Review: EXO Protein cricket protein bars

So these cricket protein bars started showing up in my Facebook feed. Producer EXO Protein presents cricket-based nutrition as an idea whose time has come, and from a resources-in-food-out perspective, it does make a lot of sense.

Photo: Brian Gratwicke. CC BY 2.0

The cricket used is the house cricket—Acheta domesticus. They’re cleaned, flash-frozen, roasted, and then pulverized into a powder called cricket flour.

Now I don’t have any particular hangup about eating insects. I really don’t see it as all that different from eating shrimp or lobster. However, I know what those taste like, and I know the ways in which they are commonly prepared. I have no comparable experience with crickets.

Hmmm.

I got the four-pack sampler—that’s peanut butter and jelly, cocoa nut, blueberry vanilla, and banana bread—to my house for $9.

It seems to me that crickets are a bit down the (otherwise unremarkable) ingredient lists here—there are fruits and nuts ahead of them—but according to the FAQ, there are approximately 40 crickets in each bar.

So, OK. That’s significant.

Aaron and I tried the blueberry vanilla and banana nut flavors last night. Each bar had a crumbly and slightly sticky texture, something like a particularly caky brownie maybe. They smelled more inviting than not.

But they’re certainly not much to look at.


So how do they taste?

Bluntly, we didn’t like them. The texture is appealing enough in the mouth, but the tastes only sort of hint at what the ostensible flavors are. (I couldn’t really say that we “tasted the crickets.”) There’s an unpleasant aftertaste. It’s not an intolerably bad experience, but it’s not one you’d seek to repeat either.

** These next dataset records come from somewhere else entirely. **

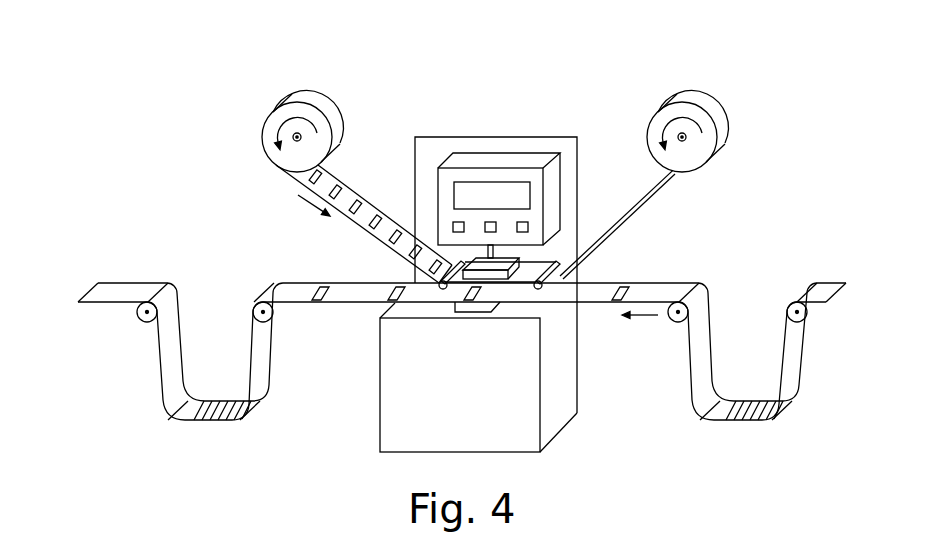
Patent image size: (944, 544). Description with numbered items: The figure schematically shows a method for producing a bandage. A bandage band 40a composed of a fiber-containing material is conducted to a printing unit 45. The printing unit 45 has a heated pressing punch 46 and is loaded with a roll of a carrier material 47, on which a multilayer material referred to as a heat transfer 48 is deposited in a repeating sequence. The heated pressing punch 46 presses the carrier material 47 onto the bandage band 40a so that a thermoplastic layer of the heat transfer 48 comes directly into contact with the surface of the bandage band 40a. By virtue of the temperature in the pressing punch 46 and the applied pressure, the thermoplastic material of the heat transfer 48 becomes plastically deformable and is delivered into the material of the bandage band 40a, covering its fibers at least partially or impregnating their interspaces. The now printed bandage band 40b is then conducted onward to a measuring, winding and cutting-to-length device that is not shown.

The bandage band 40a is at (703, 333).
The printed bandage band 40b is at (293, 293).
The printing unit 45 is at (562, 143).
The heated pressing punch 46 is at (535, 263).
The roll of carrier material 47 is at (318, 118).
The heat transfer 48 is at (355, 197).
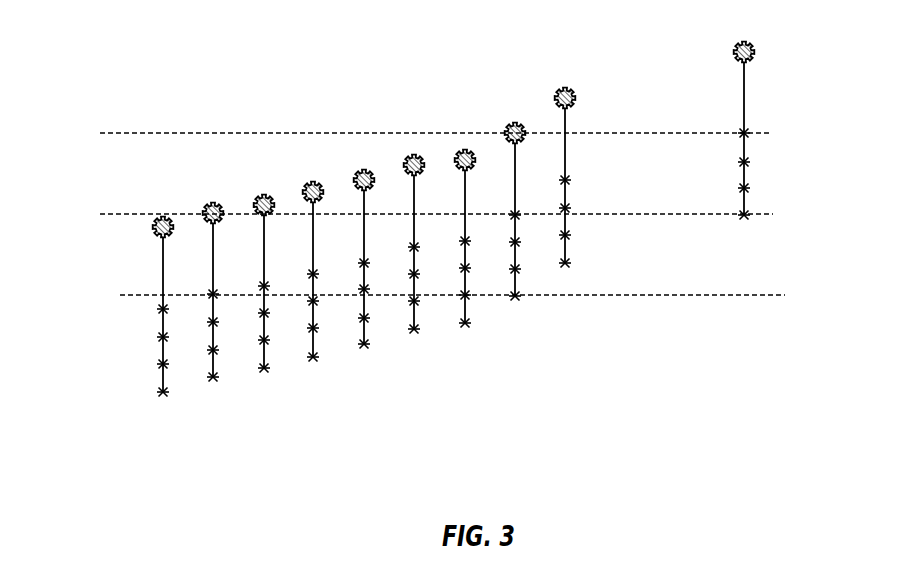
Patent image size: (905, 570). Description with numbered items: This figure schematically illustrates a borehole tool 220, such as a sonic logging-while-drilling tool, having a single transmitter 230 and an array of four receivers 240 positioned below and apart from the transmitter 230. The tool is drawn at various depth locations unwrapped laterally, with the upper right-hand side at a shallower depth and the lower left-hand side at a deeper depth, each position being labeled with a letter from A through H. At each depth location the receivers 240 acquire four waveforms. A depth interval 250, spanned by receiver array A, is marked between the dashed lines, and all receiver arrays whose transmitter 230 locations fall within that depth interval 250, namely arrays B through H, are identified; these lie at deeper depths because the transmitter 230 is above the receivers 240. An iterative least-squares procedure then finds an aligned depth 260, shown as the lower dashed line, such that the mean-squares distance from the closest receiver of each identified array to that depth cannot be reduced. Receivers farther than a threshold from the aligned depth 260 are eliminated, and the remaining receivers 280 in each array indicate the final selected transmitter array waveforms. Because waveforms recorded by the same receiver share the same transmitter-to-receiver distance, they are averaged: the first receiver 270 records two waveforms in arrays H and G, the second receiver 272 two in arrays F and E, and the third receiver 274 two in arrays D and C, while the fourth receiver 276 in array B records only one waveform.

The borehole tool 220 is at (760, 135).
The transmitter 230 is at (732, 46).
The receivers 240 is at (748, 213).
The depth interval 250 is at (123, 134).
The aligned depth 260 is at (120, 294).
The first receiver 270 is at (260, 283).
The second receiver 272 is at (361, 283).
The third receiver 274 is at (462, 292).
The fourth receiver 276 is at (512, 292).
The receivers of the final selected transmitter array waveforms 280 is at (360, 298).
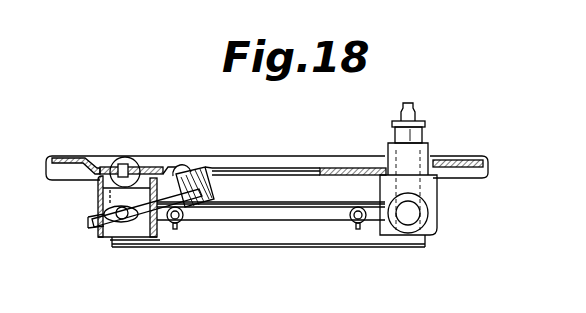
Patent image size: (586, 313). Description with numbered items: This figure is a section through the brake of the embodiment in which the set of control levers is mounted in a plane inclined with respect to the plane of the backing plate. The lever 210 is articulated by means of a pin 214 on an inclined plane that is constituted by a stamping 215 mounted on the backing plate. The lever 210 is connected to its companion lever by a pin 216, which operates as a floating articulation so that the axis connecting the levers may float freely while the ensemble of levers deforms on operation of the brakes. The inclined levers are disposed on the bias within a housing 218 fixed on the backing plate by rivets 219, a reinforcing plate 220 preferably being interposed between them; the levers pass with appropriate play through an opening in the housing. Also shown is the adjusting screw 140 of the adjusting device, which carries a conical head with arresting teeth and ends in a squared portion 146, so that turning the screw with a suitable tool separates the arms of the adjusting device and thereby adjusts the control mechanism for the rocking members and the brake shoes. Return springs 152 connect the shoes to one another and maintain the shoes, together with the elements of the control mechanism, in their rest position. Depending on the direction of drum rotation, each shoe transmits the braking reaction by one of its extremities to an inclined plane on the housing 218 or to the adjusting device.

The adjusting screw 140 is at (430, 138).
The squared portion 146 is at (413, 108).
The return springs 152 is at (182, 224).
The lever 210 is at (141, 222).
The pin 214 is at (204, 170).
The stamping 215 is at (213, 168).
The pin 216 is at (90, 217).
The housing 218 is at (97, 189).
The rivets 219 is at (122, 158).
The reinforcing plate 220 is at (147, 163).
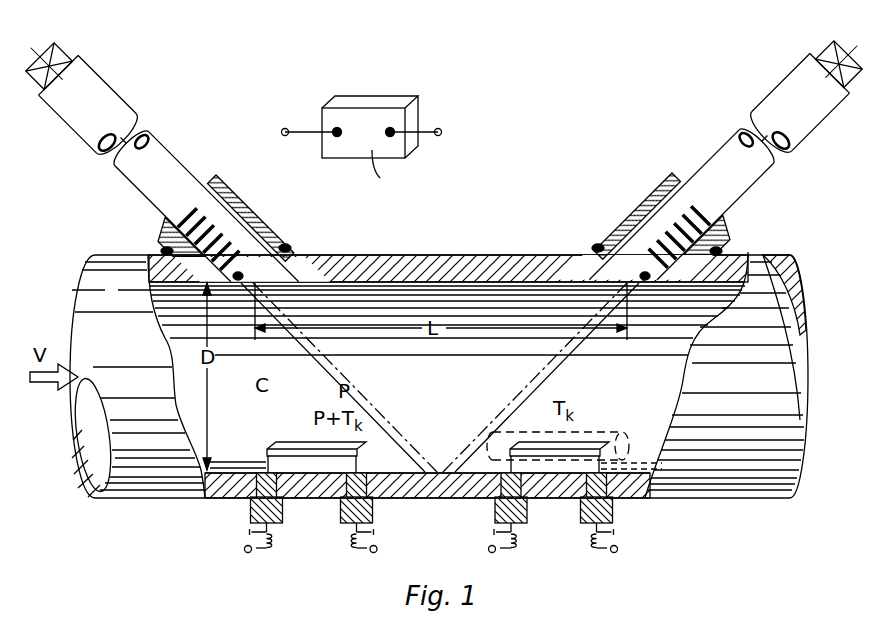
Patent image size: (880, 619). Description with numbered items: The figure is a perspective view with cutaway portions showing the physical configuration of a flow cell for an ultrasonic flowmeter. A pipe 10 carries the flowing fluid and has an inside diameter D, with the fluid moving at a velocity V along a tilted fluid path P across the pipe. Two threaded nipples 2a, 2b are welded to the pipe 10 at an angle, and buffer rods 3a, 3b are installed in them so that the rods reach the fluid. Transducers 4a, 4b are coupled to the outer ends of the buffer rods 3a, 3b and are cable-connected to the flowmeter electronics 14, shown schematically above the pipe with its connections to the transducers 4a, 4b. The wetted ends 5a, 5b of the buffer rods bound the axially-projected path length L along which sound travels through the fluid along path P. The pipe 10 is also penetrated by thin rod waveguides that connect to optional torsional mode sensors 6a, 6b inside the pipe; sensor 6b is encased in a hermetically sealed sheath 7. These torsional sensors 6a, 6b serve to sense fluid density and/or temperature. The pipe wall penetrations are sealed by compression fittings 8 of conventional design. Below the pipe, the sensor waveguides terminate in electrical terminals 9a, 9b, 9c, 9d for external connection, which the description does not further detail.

The threaded nipple 2a is at (238, 212).
The threaded nipple 2b is at (650, 212).
The buffer rod 3a is at (178, 168).
The buffer rod 3b is at (715, 167).
The transducer 4a is at (62, 52).
The transducer 4b is at (822, 48).
The wetted end of buffer rod 5a is at (248, 244).
The wetted end of buffer rod 5b is at (633, 244).
The torsional mode sensor 6a is at (266, 457).
The torsional mode sensor 6b is at (626, 452).
The hermetically sealed sheath 7 is at (595, 432).
The compression fitting 8 is at (289, 247).
The electrical terminal 9a is at (244, 551).
The electrical terminal 9b is at (378, 551).
The electrical terminal 9c is at (488, 551).
The electrical terminal 9d is at (619, 551).
The pipe 10 is at (117, 256).
The flowmeter electronics 14 is at (377, 100).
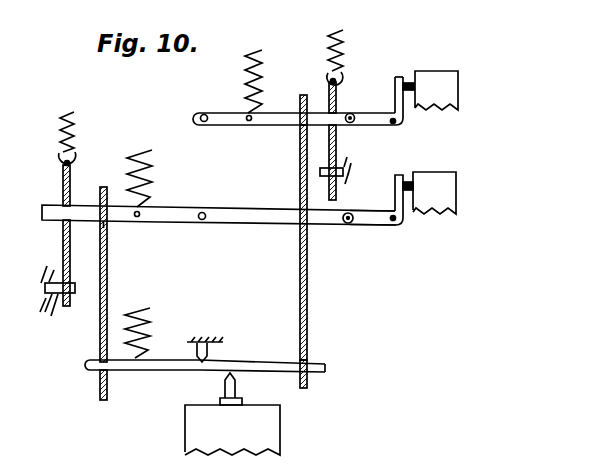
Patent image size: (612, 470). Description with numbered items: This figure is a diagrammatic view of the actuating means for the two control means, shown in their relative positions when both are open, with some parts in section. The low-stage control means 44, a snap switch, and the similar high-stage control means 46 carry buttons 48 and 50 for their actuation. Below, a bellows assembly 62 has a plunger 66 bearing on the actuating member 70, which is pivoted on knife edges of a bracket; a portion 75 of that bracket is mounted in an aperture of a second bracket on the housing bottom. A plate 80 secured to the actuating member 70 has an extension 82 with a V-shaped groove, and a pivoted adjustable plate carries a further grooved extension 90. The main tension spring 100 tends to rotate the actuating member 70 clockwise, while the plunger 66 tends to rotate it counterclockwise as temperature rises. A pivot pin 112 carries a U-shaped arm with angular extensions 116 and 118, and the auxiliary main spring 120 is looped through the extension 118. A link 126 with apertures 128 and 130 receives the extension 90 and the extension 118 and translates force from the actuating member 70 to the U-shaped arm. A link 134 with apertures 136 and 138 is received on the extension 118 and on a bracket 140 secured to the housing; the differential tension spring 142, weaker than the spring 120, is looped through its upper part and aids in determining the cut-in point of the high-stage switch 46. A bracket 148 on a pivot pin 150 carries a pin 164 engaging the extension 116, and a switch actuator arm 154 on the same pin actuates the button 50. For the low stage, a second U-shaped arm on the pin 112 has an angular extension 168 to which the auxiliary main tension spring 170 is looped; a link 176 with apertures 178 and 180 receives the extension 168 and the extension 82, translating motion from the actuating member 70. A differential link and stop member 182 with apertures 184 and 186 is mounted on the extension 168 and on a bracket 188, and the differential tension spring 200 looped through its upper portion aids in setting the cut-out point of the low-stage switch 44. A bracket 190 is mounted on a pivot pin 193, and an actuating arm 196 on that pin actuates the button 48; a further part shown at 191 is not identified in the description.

The low-stage control means 44 is at (444, 91).
The high-stage control means 46 is at (445, 190).
The button 48 is at (408, 83).
The button 50 is at (412, 181).
The bellows assembly 62 is at (295, 431).
The plunger 66 is at (238, 390).
The actuating member 70 is at (163, 374).
The bracket portion 75 is at (210, 350).
The plate 80 is at (264, 362).
The extension 82 is at (322, 372).
The extension 90 is at (87, 361).
The main tension spring 100 is at (150, 313).
The pivot pin 112 is at (203, 211).
The angular extension 116 is at (244, 208).
The angular extension 118 is at (117, 205).
The auxiliary main spring 120 is at (151, 165).
The link 126 is at (99, 324).
The aperture 128 is at (99, 378).
The aperture 130 is at (108, 233).
The link 134 is at (62, 188).
The aperture 136 is at (62, 232).
The aperture 138 is at (64, 280).
The bracket 140 is at (44, 298).
The differential tension spring 142 is at (76, 131).
The bracket 148 is at (380, 230).
The pivot pin 150 is at (396, 220).
The switch actuator arm 154 is at (395, 178).
The pin 164 is at (350, 225).
The angular extension 168 is at (276, 112).
The auxiliary main tension spring 170 is at (263, 64).
The link 176 is at (300, 176).
The aperture 178 is at (300, 133).
The aperture 180 is at (306, 362).
The differential link and stop member 182 is at (338, 139).
The aperture 184 is at (337, 106).
The aperture 186 is at (337, 183).
The bracket 188 is at (326, 170).
The bracket 190 is at (389, 126).
The pivot 191 is at (353, 116).
The pivot pin 193 is at (404, 122).
The actuating arm 196 is at (394, 79).
The differential tension spring 200 is at (343, 37).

Neither of us had a third bite.

Now I am not an experienced protein bar consumer, so I don’t really have any baseline level of expectation for such a product. For all I know, these are delicious in context. Lea eats protein bars from time to time, so I asked her if she would try a small bite and offer her thoughts.

She got close—she held it to her lips—but then said “nope, I can’t eat this.” (No worries, dear. You got closer than I thought you would.)

So I purchased a “normal” protein bar for comparison. (It wasn’t a very close specified flavor analog of either EXO bar that I tried, but I didn’t have a large selection.) Guess what? I didn’t love it, but it was significantly tastier than the EXO bars. I ate it all. So, make of that what you will.

I’m not going to formally rate the EXO bars, because even with the late introduction of a control, I don’t have enough experience with protein bars to have an informed opinion. I could have finished an EXO bar, but I didn’t want to. That’s about the best thing I can say about them.